Ansicht | DGzRS Die Seenotretter
27.12.2017

FURUNO DEUTSCHLAND GmbH unterstützt Seenotretter

Ein nachträgliches Taufgeschenk machte der Elektronik-Hersteller FURUNO DEUTSCHLAND GmbH der Besatzung des neuen Seenotrettungskreuzers der Greifswalder Oie kurz nach der Taufe: Eine Spende von 7.800 Euro überreichte General Sales Manager Rüdiger Engel an Bord der BERTHOLD BEITZ.

Die Besatzung der BERTHOLD BEITZ freut sich über die großzügige Spende der FURUNO DEUTSCHLAND GmbH. General Sales Manager Rüdiger Engel überbrachte den Spendenscheck

Seit Jahrzehnten ist FURUNO weltweit als Hersteller von Elektronik für die Schiffsnavigation und -kommunikation, die Fischerei und Meeresforschung, die Luftfahrt und Medizintechnik bekannt.
General Sales Manager Rüdiger Engel, selbst gebürtiger Usedomer und leidenschaftlicher Wassersportler, konnte das japanische Mutterhaus schnell von einer Spende für die Seenotretter überzeugen.


„Wir stellen Elektronik für die Berufsschifffahrt, die Fischerei und die Sportschifffahrt her.
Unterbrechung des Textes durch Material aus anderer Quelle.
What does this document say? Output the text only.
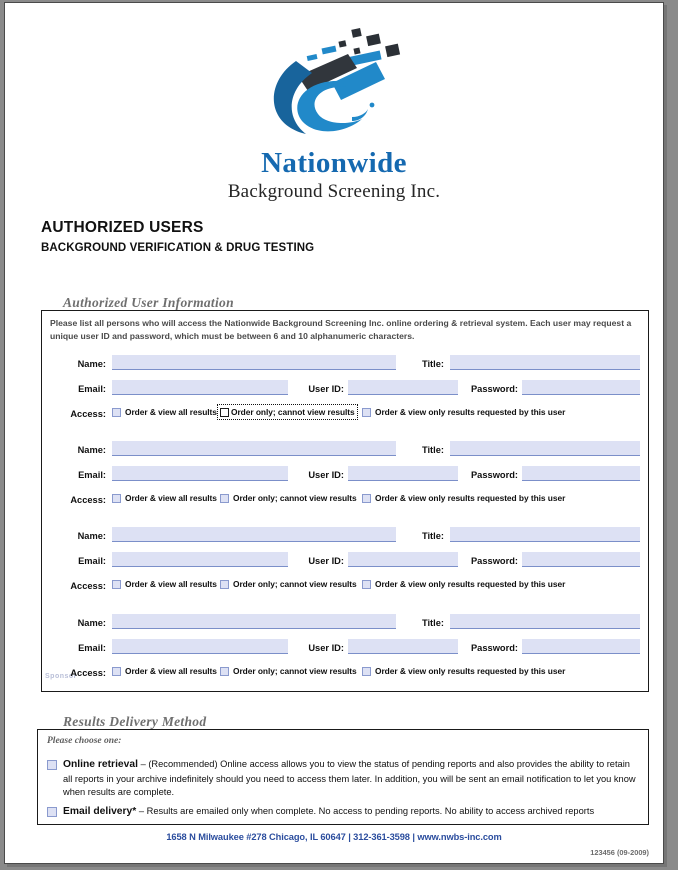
Nationwide
Background Screening Inc.
AUTHORIZED USERS
BACKGROUND VERIFICATION & DRUG TESTING
Authorized User Information
Please list all persons who will access the Nationwide Background Screening Inc. online ordering & retrieval system. Each user may request a unique user ID and password, which must be between 6 and 10 alphanumeric characters.
Sponsor
Name:	Title:
Email:	User ID:	Password:
Access: Order & view all results Order only; cannot view results Order & view only results requested by this user
Name:	Title:
Email:	User ID:	Password:
Access: Order & view all results Order only; cannot view results Order & view only results requested by this user
Name:	Title:
Email:	User ID:	Password:
Access: Order & view all results Order only; cannot view results Order & view only results requested by this user
Name:	Title:
Email:	User ID:	Password:
Access: Order & view all results Order only; cannot view results Order & view only results requested by this user
Results Delivery Method
Please choose one:
Online retrieval – (Recommended) Online access allows you to view the status of pending reports and also provides the ability to retain all reports in your archive indefinitely should you need to access them later. In addition, you will be sent an email notification to let you know when results are complete.
Email delivery* – Results are emailed only when complete. No access to pending reports. No ability to access archived reports
1658 N Milwaukee #278 Chicago, IL 60647 | 312-361-3598 | www.nwbs-inc.com
123456 (09-2009)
Die Seenotretter sind – größtenteils freiwillig – zu jeder Tag- und Nachtzeit bereit, auf See zu helfen. Für uns ist es deshalb eine Frage der Ehre, mit dieser Spende unseren Beitrag für die Seenotretter zu leisten“, sagte Rüdiger Engel am Rande der Spendenübergabe auf dem Seenotrettungskreuzer BERTHOLD BEITZ.


Die Spende dient der Anschaffung neuer Rettungswesten für alle sieben Besatzungsmitglieder. Die BERTHOLD BEITZ war am vergangenen Freitag (15.12.17) in Greifswald von Bettina Poullain getauft worden. Sie ist die Tochter von Berthold Beitz, dem langjährigen Kuratoriumsvorsitzenden der Alfried Krupp von Bohlen und Halbach-Stiftung. Der neue Seenotrettungskreuzer ist 20 Meter lang, hat nur 1,3 Meter Tiefgang und läuft bis zu 22 Knoten. Er hat in den vergangenen Wochen umfangreiche Erprobungen absolviert und sich dabei zur Zufriedenheit seiner Besatzung bewährt.
Mit seinem geringen Tiefgang kann er auch in Revieren eingesetzt werden, in denen größere Seenotrettungskreuzer auf ihr Tochterboot angewiesen wären, was für das Revier rund um die Greifswalder Oie besonders wichtig ist.